The Challenge
Ace in the City is a youth outreach nonprofit serving South Minneapolis, originally founded as Ace Hoops — a basketball mentoring program. As the organization grew beyond basketball into broader community development, they needed a web presence that reflected who they’d become. The site had to connect with two very different audiences: donors and church partners who fund the work, and the young people and families in the neighborhoods they serve. The typical nonprofit template — stock photography, muted tones, a donate button — wouldn’t capture the energy and heart of this organization.
Approach
Working within an agency team under creative direction, I handled the illustration, visual design, and responsive frontend development. The core design decision was to build the entire visual identity around custom illustration. Every element — the cityscape header, the character figures, the location scenes, the donation icons — was hand-drawn to create a world that felt warm, specific, and unmistakably theirs.
The illustration style was deliberately inclusive and joyful. The characters represented the diversity of the South Minneapolis community without relying on photography that could feel staged or tokenizing. Hand-lettered headings gave each section its own voice while maintaining cohesion across the site.
Solution
The site was structured as a series of long-scroll pages, each built around alternating content bands with distinct color palettes — teal for mission and history, green for community and action, warm earth tones for the Juárez Mexico partnership. Parallax animation layered the illustrated cityscape and characters against the content, giving the site depth and movement as users scrolled.

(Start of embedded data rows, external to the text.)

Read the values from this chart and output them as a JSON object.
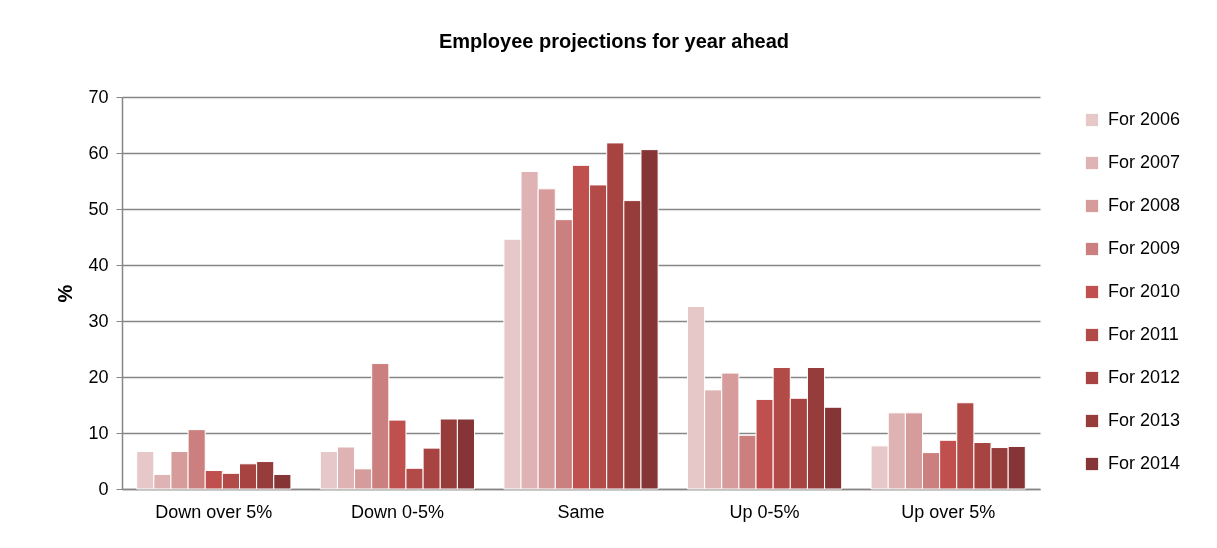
{
  "chart_data": {
    "type": "bar",
    "title": "Employee projections for year ahead",
    "ylabel": "%",
    "categories": [
      "Down over 5%",
      "Down 0-5%",
      "Same",
      "Up 0-5%",
      "Up over 5%"
    ],
    "series": [
      {
        "name": "For 2006",
        "color": "#e6c8c8",
        "values": [
          6.7,
          6.7,
          44.6,
          32.6,
          7.7
        ]
      },
      {
        "name": "For 2007",
        "color": "#dfb3b3",
        "values": [
          2.6,
          7.5,
          56.7,
          17.7,
          13.6
        ]
      },
      {
        "name": "For 2008",
        "color": "#d59c9b",
        "values": [
          6.7,
          3.6,
          53.6,
          20.7,
          13.6
        ]
      },
      {
        "name": "For 2009",
        "color": "#cb7f7e",
        "values": [
          10.6,
          22.4,
          48.1,
          9.6,
          6.5
        ]
      },
      {
        "name": "For 2010",
        "color": "#c0504d",
        "values": [
          3.3,
          12.3,
          57.8,
          16.0,
          8.7
        ]
      },
      {
        "name": "For 2011",
        "color": "#b24a48",
        "values": [
          2.8,
          3.7,
          54.3,
          21.7,
          15.4
        ]
      },
      {
        "name": "For 2012",
        "color": "#a74442",
        "values": [
          4.5,
          7.3,
          61.8,
          16.2,
          8.3
        ]
      },
      {
        "name": "For 2013",
        "color": "#963c3b",
        "values": [
          4.9,
          12.5,
          51.5,
          21.7,
          7.4
        ]
      },
      {
        "name": "For 2014",
        "color": "#863536",
        "values": [
          2.6,
          12.5,
          60.6,
          14.6,
          7.6
        ]
      }
    ],
    "ylim": [
      0,
      70
    ],
    "yticks": [
      0,
      10,
      20,
      30,
      40,
      50,
      60,
      70
    ],
    "grid": "y",
    "legend": "right"
  }
}
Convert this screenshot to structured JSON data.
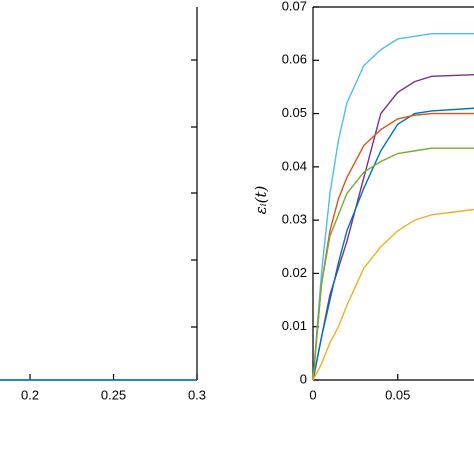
{
  "chart_data": [
    {
      "type": "line",
      "x": [
        0.182,
        0.3
      ],
      "series": [
        {
          "color": "#0072bd",
          "values": [
            0,
            0
          ]
        }
      ],
      "xlim": [
        0.182,
        0.3
      ],
      "xticks": [
        0.2,
        0.25,
        0.3
      ],
      "ylim": [
        0,
        1
      ]
    },
    {
      "type": "line",
      "ylabel": "εᵢ(t)",
      "x": [
        0,
        0.005,
        0.01,
        0.015,
        0.02,
        0.03,
        0.04,
        0.05,
        0.06,
        0.07,
        0.095
      ],
      "series": [
        {
          "color": "#4dbeee",
          "values": [
            0,
            0.02,
            0.035,
            0.045,
            0.052,
            0.059,
            0.062,
            0.064,
            0.0645,
            0.065,
            0.065
          ]
        },
        {
          "color": "#7e2f8e",
          "values": [
            0,
            0.008,
            0.016,
            0.021,
            0.026,
            0.038,
            0.05,
            0.054,
            0.056,
            0.057,
            0.0573
          ]
        },
        {
          "color": "#0072bd",
          "values": [
            0,
            0.008,
            0.015,
            0.022,
            0.028,
            0.036,
            0.043,
            0.048,
            0.05,
            0.0505,
            0.051
          ]
        },
        {
          "color": "#d95319",
          "values": [
            0,
            0.018,
            0.028,
            0.034,
            0.038,
            0.044,
            0.047,
            0.049,
            0.0497,
            0.05,
            0.05
          ]
        },
        {
          "color": "#77ac30",
          "values": [
            0,
            0.018,
            0.027,
            0.031,
            0.035,
            0.039,
            0.041,
            0.0425,
            0.043,
            0.0435,
            0.0435
          ]
        },
        {
          "color": "#edb120",
          "values": [
            0,
            0.003,
            0.007,
            0.01,
            0.014,
            0.021,
            0.025,
            0.028,
            0.03,
            0.031,
            0.032
          ]
        }
      ],
      "xlim": [
        0,
        0.095
      ],
      "xticks": [
        0,
        0.05
      ],
      "ylim": [
        0,
        0.07
      ],
      "yticks": [
        0,
        0.01,
        0.02,
        0.03,
        0.04,
        0.05,
        0.06,
        0.07
      ]
    }
  ]
}
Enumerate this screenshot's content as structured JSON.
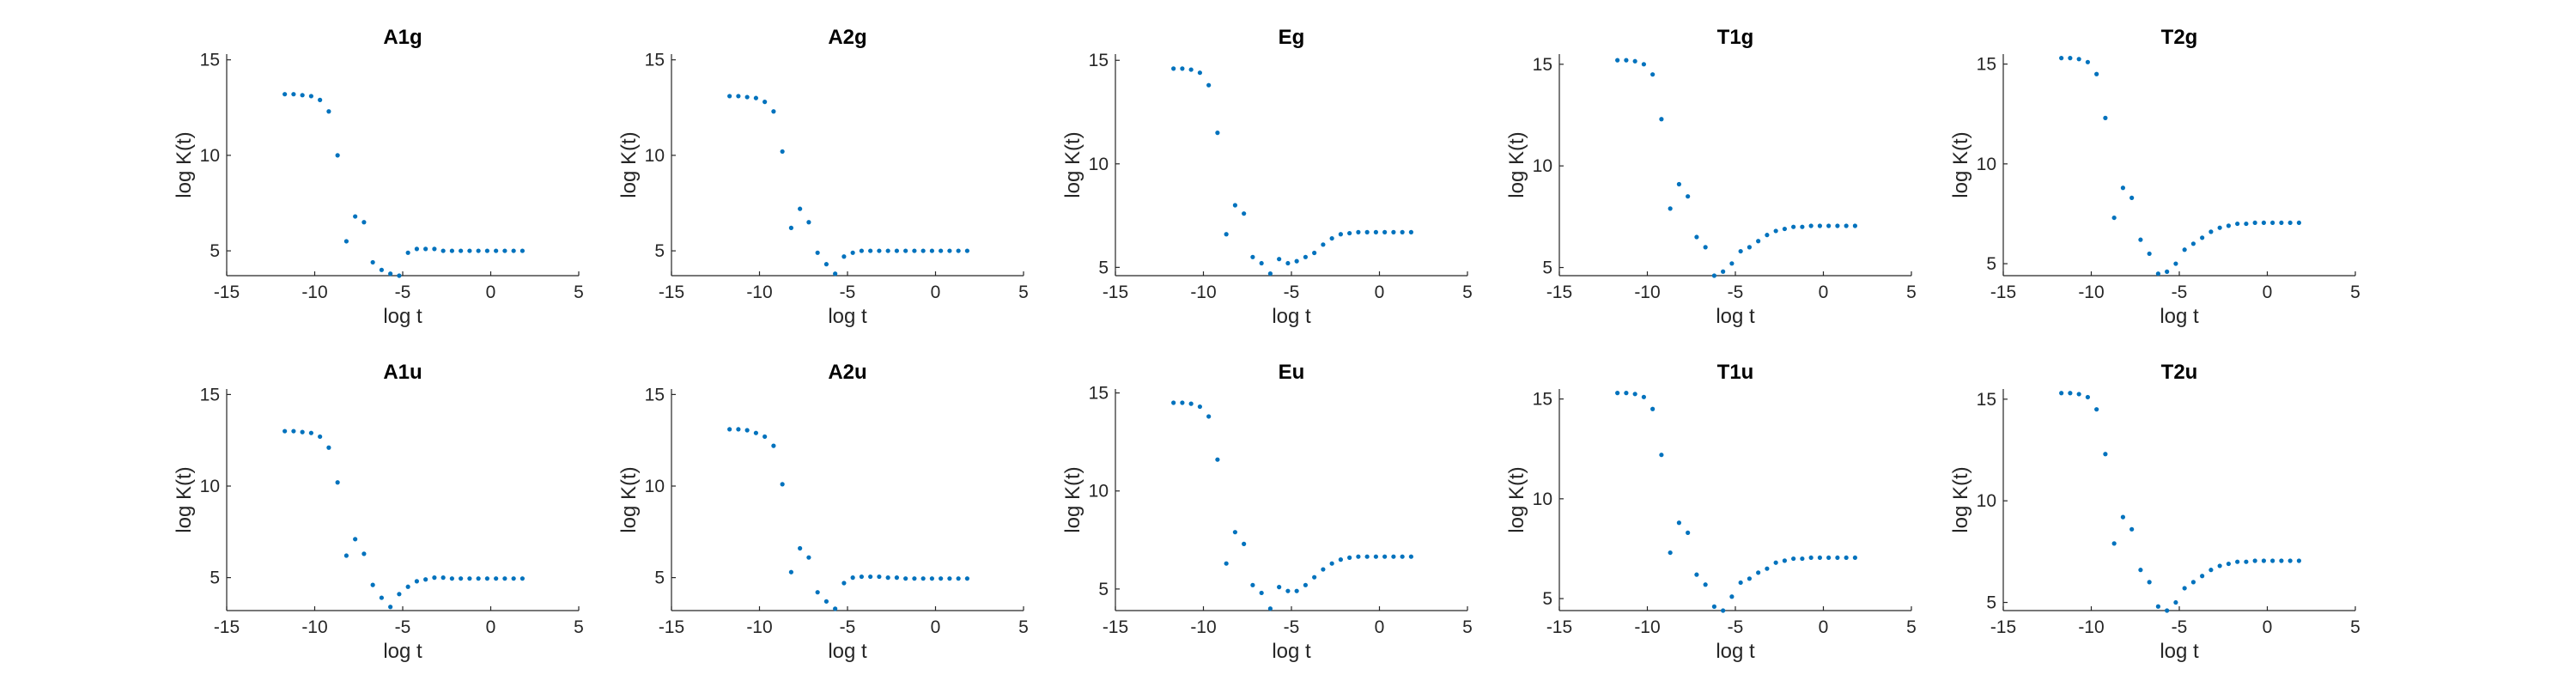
{
  "chart_data": [
    {
      "type": "scatter",
      "title": "A1g",
      "xlabel": "log t",
      "ylabel": "log K(t)",
      "xlim": [
        -15,
        5
      ],
      "ylim": [
        3.7,
        15.3
      ],
      "xticks": [
        -15,
        -10,
        -5,
        0,
        5
      ],
      "yticks": [
        5,
        10,
        15
      ],
      "color": "#0072BD",
      "grid": false,
      "x": [
        -11.7,
        -11.2,
        -10.7,
        -10.2,
        -9.7,
        -9.2,
        -8.7,
        -8.2,
        -7.7,
        -7.2,
        -6.7,
        -6.2,
        -5.7,
        -5.2,
        -4.7,
        -4.2,
        -3.7,
        -3.2,
        -2.7,
        -2.2,
        -1.7,
        -1.2,
        -0.7,
        -0.2,
        0.3,
        0.8,
        1.3,
        1.8
      ],
      "y": [
        13.2,
        13.2,
        13.15,
        13.1,
        12.9,
        12.3,
        10.0,
        5.5,
        6.8,
        6.5,
        4.4,
        4.0,
        3.8,
        3.7,
        4.9,
        5.1,
        5.1,
        5.1,
        5.0,
        5.0,
        5.0,
        5.0,
        5.0,
        5.0,
        5.0,
        5.0,
        5.0,
        5.0
      ]
    },
    {
      "type": "scatter",
      "title": "A2g",
      "xlabel": "log t",
      "ylabel": "log K(t)",
      "xlim": [
        -15,
        5
      ],
      "ylim": [
        3.7,
        15.3
      ],
      "xticks": [
        -15,
        -10,
        -5,
        0,
        5
      ],
      "yticks": [
        5,
        10,
        15
      ],
      "color": "#0072BD",
      "grid": false,
      "x": [
        -11.7,
        -11.2,
        -10.7,
        -10.2,
        -9.7,
        -9.2,
        -8.7,
        -8.2,
        -7.7,
        -7.2,
        -6.7,
        -6.2,
        -5.7,
        -5.2,
        -4.7,
        -4.2,
        -3.7,
        -3.2,
        -2.7,
        -2.2,
        -1.7,
        -1.2,
        -0.7,
        -0.2,
        0.3,
        0.8,
        1.3,
        1.8
      ],
      "y": [
        13.1,
        13.1,
        13.05,
        13.0,
        12.8,
        12.3,
        10.2,
        6.2,
        7.2,
        6.5,
        4.9,
        4.3,
        3.8,
        4.7,
        4.9,
        5.0,
        5.0,
        5.0,
        5.0,
        5.0,
        5.0,
        5.0,
        5.0,
        5.0,
        5.0,
        5.0,
        5.0,
        5.0
      ]
    },
    {
      "type": "scatter",
      "title": "Eg",
      "xlabel": "log t",
      "ylabel": "log K(t)",
      "xlim": [
        -15,
        5
      ],
      "ylim": [
        4.6,
        15.3
      ],
      "xticks": [
        -15,
        -10,
        -5,
        0,
        5
      ],
      "yticks": [
        5,
        10,
        15
      ],
      "color": "#0072BD",
      "grid": false,
      "x": [
        -11.7,
        -11.2,
        -10.7,
        -10.2,
        -9.7,
        -9.2,
        -8.7,
        -8.2,
        -7.7,
        -7.2,
        -6.7,
        -6.2,
        -5.7,
        -5.2,
        -4.7,
        -4.2,
        -3.7,
        -3.2,
        -2.7,
        -2.2,
        -1.7,
        -1.2,
        -0.7,
        -0.2,
        0.3,
        0.8,
        1.3,
        1.8
      ],
      "y": [
        14.6,
        14.6,
        14.55,
        14.4,
        13.8,
        11.5,
        6.6,
        8.0,
        7.6,
        5.5,
        5.2,
        4.7,
        5.4,
        5.2,
        5.3,
        5.5,
        5.7,
        6.1,
        6.4,
        6.6,
        6.65,
        6.7,
        6.7,
        6.7,
        6.7,
        6.7,
        6.7,
        6.7
      ]
    },
    {
      "type": "scatter",
      "title": "T1g",
      "xlabel": "log t",
      "ylabel": "log K(t)",
      "xlim": [
        -15,
        5
      ],
      "ylim": [
        4.6,
        15.5
      ],
      "xticks": [
        -15,
        -10,
        -5,
        0,
        5
      ],
      "yticks": [
        5,
        10,
        15
      ],
      "color": "#0072BD",
      "grid": false,
      "x": [
        -11.7,
        -11.2,
        -10.7,
        -10.2,
        -9.7,
        -9.2,
        -8.7,
        -8.2,
        -7.7,
        -7.2,
        -6.7,
        -6.2,
        -5.7,
        -5.2,
        -4.7,
        -4.2,
        -3.7,
        -3.2,
        -2.7,
        -2.2,
        -1.7,
        -1.2,
        -0.7,
        -0.2,
        0.3,
        0.8,
        1.3,
        1.8
      ],
      "y": [
        15.2,
        15.2,
        15.15,
        15.0,
        14.5,
        12.3,
        7.9,
        9.1,
        8.5,
        6.5,
        6.0,
        4.6,
        4.8,
        5.2,
        5.8,
        6.0,
        6.3,
        6.6,
        6.8,
        6.9,
        7.0,
        7.0,
        7.05,
        7.05,
        7.05,
        7.05,
        7.05,
        7.05
      ]
    },
    {
      "type": "scatter",
      "title": "T2g",
      "xlabel": "log t",
      "ylabel": "log K(t)",
      "xlim": [
        -15,
        5
      ],
      "ylim": [
        4.4,
        15.5
      ],
      "xticks": [
        -15,
        -10,
        -5,
        0,
        5
      ],
      "yticks": [
        5,
        10,
        15
      ],
      "color": "#0072BD",
      "grid": false,
      "x": [
        -11.7,
        -11.2,
        -10.7,
        -10.2,
        -9.7,
        -9.2,
        -8.7,
        -8.2,
        -7.7,
        -7.2,
        -6.7,
        -6.2,
        -5.7,
        -5.2,
        -4.7,
        -4.2,
        -3.7,
        -3.2,
        -2.7,
        -2.2,
        -1.7,
        -1.2,
        -0.7,
        -0.2,
        0.3,
        0.8,
        1.3,
        1.8
      ],
      "y": [
        15.3,
        15.3,
        15.25,
        15.1,
        14.5,
        12.3,
        7.3,
        8.8,
        8.3,
        6.2,
        5.5,
        4.5,
        4.6,
        5.0,
        5.7,
        6.0,
        6.3,
        6.6,
        6.8,
        6.9,
        7.0,
        7.0,
        7.05,
        7.05,
        7.05,
        7.05,
        7.05,
        7.05
      ]
    },
    {
      "type": "scatter",
      "title": "A1u",
      "xlabel": "log t",
      "ylabel": "log K(t)",
      "xlim": [
        -15,
        5
      ],
      "ylim": [
        3.2,
        15.3
      ],
      "xticks": [
        -15,
        -10,
        -5,
        0,
        5
      ],
      "yticks": [
        5,
        10,
        15
      ],
      "color": "#0072BD",
      "grid": false,
      "x": [
        -11.7,
        -11.2,
        -10.7,
        -10.2,
        -9.7,
        -9.2,
        -8.7,
        -8.2,
        -7.7,
        -7.2,
        -6.7,
        -6.2,
        -5.7,
        -5.2,
        -4.7,
        -4.2,
        -3.7,
        -3.2,
        -2.7,
        -2.2,
        -1.7,
        -1.2,
        -0.7,
        -0.2,
        0.3,
        0.8,
        1.3,
        1.8
      ],
      "y": [
        13.0,
        13.0,
        12.95,
        12.9,
        12.7,
        12.1,
        10.2,
        6.2,
        7.1,
        6.3,
        4.6,
        3.9,
        3.4,
        4.1,
        4.5,
        4.8,
        4.9,
        5.0,
        5.0,
        4.95,
        4.95,
        4.95,
        4.95,
        4.95,
        4.95,
        4.95,
        4.95,
        4.95
      ]
    },
    {
      "type": "scatter",
      "title": "A2u",
      "xlabel": "log t",
      "ylabel": "log K(t)",
      "xlim": [
        -15,
        5
      ],
      "ylim": [
        3.2,
        15.3
      ],
      "xticks": [
        -15,
        -10,
        -5,
        0,
        5
      ],
      "yticks": [
        5,
        10,
        15
      ],
      "color": "#0072BD",
      "grid": false,
      "x": [
        -11.7,
        -11.2,
        -10.7,
        -10.2,
        -9.7,
        -9.2,
        -8.7,
        -8.2,
        -7.7,
        -7.2,
        -6.7,
        -6.2,
        -5.7,
        -5.2,
        -4.7,
        -4.2,
        -3.7,
        -3.2,
        -2.7,
        -2.2,
        -1.7,
        -1.2,
        -0.7,
        -0.2,
        0.3,
        0.8,
        1.3,
        1.8
      ],
      "y": [
        13.1,
        13.1,
        13.05,
        12.9,
        12.7,
        12.2,
        10.1,
        5.3,
        6.6,
        6.1,
        4.2,
        3.7,
        3.3,
        4.7,
        5.0,
        5.05,
        5.05,
        5.05,
        5.0,
        5.0,
        4.95,
        4.95,
        4.95,
        4.95,
        4.95,
        4.95,
        4.95,
        4.95
      ]
    },
    {
      "type": "scatter",
      "title": "Eu",
      "xlabel": "log t",
      "ylabel": "log K(t)",
      "xlim": [
        -15,
        5
      ],
      "ylim": [
        3.9,
        15.2
      ],
      "xticks": [
        -15,
        -10,
        -5,
        0,
        5
      ],
      "yticks": [
        5,
        10,
        15
      ],
      "color": "#0072BD",
      "grid": false,
      "x": [
        -11.7,
        -11.2,
        -10.7,
        -10.2,
        -9.7,
        -9.2,
        -8.7,
        -8.2,
        -7.7,
        -7.2,
        -6.7,
        -6.2,
        -5.7,
        -5.2,
        -4.7,
        -4.2,
        -3.7,
        -3.2,
        -2.7,
        -2.2,
        -1.7,
        -1.2,
        -0.7,
        -0.2,
        0.3,
        0.8,
        1.3,
        1.8
      ],
      "y": [
        14.5,
        14.5,
        14.45,
        14.3,
        13.8,
        11.6,
        6.3,
        7.9,
        7.3,
        5.2,
        4.8,
        4.0,
        5.1,
        4.9,
        4.9,
        5.2,
        5.6,
        6.0,
        6.3,
        6.5,
        6.6,
        6.65,
        6.65,
        6.65,
        6.65,
        6.65,
        6.65,
        6.65
      ]
    },
    {
      "type": "scatter",
      "title": "T1u",
      "xlabel": "log t",
      "ylabel": "log K(t)",
      "xlim": [
        -15,
        5
      ],
      "ylim": [
        4.4,
        15.5
      ],
      "xticks": [
        -15,
        -10,
        -5,
        0,
        5
      ],
      "yticks": [
        5,
        10,
        15
      ],
      "color": "#0072BD",
      "grid": false,
      "x": [
        -11.7,
        -11.2,
        -10.7,
        -10.2,
        -9.7,
        -9.2,
        -8.7,
        -8.2,
        -7.7,
        -7.2,
        -6.7,
        -6.2,
        -5.7,
        -5.2,
        -4.7,
        -4.2,
        -3.7,
        -3.2,
        -2.7,
        -2.2,
        -1.7,
        -1.2,
        -0.7,
        -0.2,
        0.3,
        0.8,
        1.3,
        1.8
      ],
      "y": [
        15.3,
        15.3,
        15.25,
        15.1,
        14.5,
        12.2,
        7.3,
        8.8,
        8.3,
        6.2,
        5.7,
        4.6,
        4.4,
        5.1,
        5.8,
        6.0,
        6.3,
        6.5,
        6.8,
        6.9,
        7.0,
        7.0,
        7.05,
        7.05,
        7.05,
        7.05,
        7.05,
        7.05
      ]
    },
    {
      "type": "scatter",
      "title": "T2u",
      "xlabel": "log t",
      "ylabel": "log K(t)",
      "xlim": [
        -15,
        5
      ],
      "ylim": [
        4.6,
        15.5
      ],
      "xticks": [
        -15,
        -10,
        -5,
        0,
        5
      ],
      "yticks": [
        5,
        10,
        15
      ],
      "color": "#0072BD",
      "grid": false,
      "x": [
        -11.7,
        -11.2,
        -10.7,
        -10.2,
        -9.7,
        -9.2,
        -8.7,
        -8.2,
        -7.7,
        -7.2,
        -6.7,
        -6.2,
        -5.7,
        -5.2,
        -4.7,
        -4.2,
        -3.7,
        -3.2,
        -2.7,
        -2.2,
        -1.7,
        -1.2,
        -0.7,
        -0.2,
        0.3,
        0.8,
        1.3,
        1.8
      ],
      "y": [
        15.3,
        15.3,
        15.25,
        15.1,
        14.5,
        12.3,
        7.9,
        9.2,
        8.6,
        6.6,
        6.0,
        4.8,
        4.6,
        5.0,
        5.7,
        6.0,
        6.3,
        6.6,
        6.8,
        6.9,
        7.0,
        7.0,
        7.05,
        7.05,
        7.05,
        7.05,
        7.05,
        7.05
      ]
    }
  ]
}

Each page opened with an embedded video paired with illustrated framing and hand-lettered headings, setting the narrative tone immediately. The typography mixed custom hand-lettering for section titles with clean sans-serif body text — readable without losing personality.

The team section was a design challenge: how do you present real people within a heavily illustrated world without it feeling jarring? I framed the staff photos within illustrated polaroid-style containers surrounded by the character artwork, so the photography felt like windows into the real world rather than a break from the design language.
The donation section translated giving into tangible outcomes through illustrated icons — $50 provides a day of food, lodging, and transportation; $100 supplies arts and crafts materials; $250 provides materials for a “fiesta.” Making the impact visual and specific lowered the barrier to giving.

Results
The site was recognized as an Awwwards Site of the Day, validating the approach that a nonprofit site can be joyful and illustrative without sacrificing credibility or usability. The visual language I developed became a core part of Ace in the City’s brand identity, extending into their print materials, social media, and community communications. The illustrated style gave them something no stock-photo nonprofit site has — instant recognition.